Breaking the Fog by C C Mitchell

Breaking the Fog by C C Mitchell

Author:C C Mitchell [Mitchell, C C]
Language: eng
Format: epub
Published: 2019-01-29T22:00:00+00:00


The sun rose with an ominous red glow, haloing the spears of the trees in the west, dark sentries that guarded the backside of our town. The smell of sulfurous minerals and fires hung on the air that blew down from the north. I wrinkled my nose and hugged my threadbare shawl closer to my body. That mine would be the death of this place, no matter what the officials and merchants said.

I trudged down the excuse of a dirt road, mud sucking at my boots. The track was a cesspool waiting to be acknowledged. My bare foot squelched into the muck. I grimaced before even looking down. A few feet behind me, my half-submerged boot perkily poked out of the slime. Swearing, I pivoted on my one booted foot and yanked my other boot from the muck’s grasp while keeping my balance with the bucket of water in my other hand. I would have to walk the rest of the way home with one boot on. I didn’t dare put my rancid foot back in the other one.

My foot was disgusting, and my thin sock was ruined by the time the trees loomed over me. Our house was the closest to the edge of the forest to the west, and didn’t warm up nearly enough to be livable, even with a fire blazing. The winter had been more awful than usual, and its icy tendrils clung possessively in the shadows of the trees.

I paused outside to wash my foot with some of the water from the bucket I carried and then went into the shack. The plank door screeched as I shut it behind me, and I placed the bucket of water just inside the doorway. Embers glowed feebly in the fire pit to my right and a groan came from the bedrolls to my left.

“Good morning, Father,” I said loudly as I went to the fire pit and tossed some evergreen needles on the embers.
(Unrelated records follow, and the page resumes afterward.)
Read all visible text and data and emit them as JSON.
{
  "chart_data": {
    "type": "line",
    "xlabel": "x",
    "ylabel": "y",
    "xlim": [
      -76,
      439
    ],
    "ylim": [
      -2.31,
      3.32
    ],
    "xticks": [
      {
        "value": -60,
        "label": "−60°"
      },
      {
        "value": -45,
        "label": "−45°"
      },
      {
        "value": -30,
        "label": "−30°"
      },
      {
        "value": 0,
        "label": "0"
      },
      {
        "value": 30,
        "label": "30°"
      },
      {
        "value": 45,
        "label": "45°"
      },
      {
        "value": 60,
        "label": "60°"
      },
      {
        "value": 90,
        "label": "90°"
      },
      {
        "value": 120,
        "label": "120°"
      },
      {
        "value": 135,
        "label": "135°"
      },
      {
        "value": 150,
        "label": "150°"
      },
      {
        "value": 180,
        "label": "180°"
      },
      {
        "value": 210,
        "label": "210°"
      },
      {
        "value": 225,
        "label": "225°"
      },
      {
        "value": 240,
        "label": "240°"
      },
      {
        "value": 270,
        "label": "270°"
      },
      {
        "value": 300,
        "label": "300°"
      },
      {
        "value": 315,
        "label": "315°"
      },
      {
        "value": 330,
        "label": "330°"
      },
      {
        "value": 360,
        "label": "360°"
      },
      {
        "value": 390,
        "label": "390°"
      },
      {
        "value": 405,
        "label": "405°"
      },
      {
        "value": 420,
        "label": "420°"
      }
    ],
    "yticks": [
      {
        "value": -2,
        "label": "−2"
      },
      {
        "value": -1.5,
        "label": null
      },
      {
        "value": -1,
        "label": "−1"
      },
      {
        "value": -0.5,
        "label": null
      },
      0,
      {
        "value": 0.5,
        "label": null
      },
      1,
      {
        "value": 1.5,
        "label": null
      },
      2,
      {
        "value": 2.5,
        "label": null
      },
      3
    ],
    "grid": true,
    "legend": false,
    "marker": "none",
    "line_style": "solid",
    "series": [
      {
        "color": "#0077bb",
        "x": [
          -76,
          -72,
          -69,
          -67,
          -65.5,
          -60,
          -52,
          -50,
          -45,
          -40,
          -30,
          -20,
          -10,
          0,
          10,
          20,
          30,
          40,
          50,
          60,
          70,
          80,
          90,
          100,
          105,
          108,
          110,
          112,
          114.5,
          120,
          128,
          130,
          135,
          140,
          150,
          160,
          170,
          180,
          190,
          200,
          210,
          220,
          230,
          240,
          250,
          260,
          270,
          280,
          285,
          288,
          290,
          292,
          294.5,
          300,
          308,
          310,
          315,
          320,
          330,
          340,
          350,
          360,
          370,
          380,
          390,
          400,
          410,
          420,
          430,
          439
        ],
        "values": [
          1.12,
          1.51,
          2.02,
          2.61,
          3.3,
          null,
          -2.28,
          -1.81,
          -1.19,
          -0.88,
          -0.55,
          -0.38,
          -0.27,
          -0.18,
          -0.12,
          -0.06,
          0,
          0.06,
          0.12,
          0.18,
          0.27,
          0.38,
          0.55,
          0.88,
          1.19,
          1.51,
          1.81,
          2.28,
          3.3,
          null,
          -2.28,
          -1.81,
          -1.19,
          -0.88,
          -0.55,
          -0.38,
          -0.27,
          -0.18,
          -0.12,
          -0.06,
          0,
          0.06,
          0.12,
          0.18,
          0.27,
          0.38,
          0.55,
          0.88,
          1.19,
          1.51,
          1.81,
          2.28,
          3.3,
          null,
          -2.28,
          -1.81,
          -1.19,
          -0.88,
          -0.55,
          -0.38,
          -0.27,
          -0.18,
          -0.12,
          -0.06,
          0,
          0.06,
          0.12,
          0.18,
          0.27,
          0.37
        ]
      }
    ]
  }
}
Another groan drifted across the hut.

“It is past dawn, and that means you should be at the mine.” It was a waste of breath to inform him.

Some incoherent syllables bobbed through the air in reply.

I coaxed the fire back to life with needles from the trees and then tossed a few pieces of wood on top. I strolled across the hut to where my father lay sprawled on his stomach, retrieving the bucket of water on the way. I stood over him a moment, nudging his water skin that laid just beyond his fingertips with my toe. I tried calling to him a few more times. He didn’t respond so I tipped the bucket over his head. He leaped up with a yell and I backed up against the wall to avoid getting a tooth knocked loose.

“Curse you, girl! Haven’t I told you not to wake me like that?” he hollered at me after wiping the water from his eyes.

“Yes, you have, quite clearly, but how else am I supposed to rouse you when you go to sleep every night in a drunken stupor?” I yelled back at him.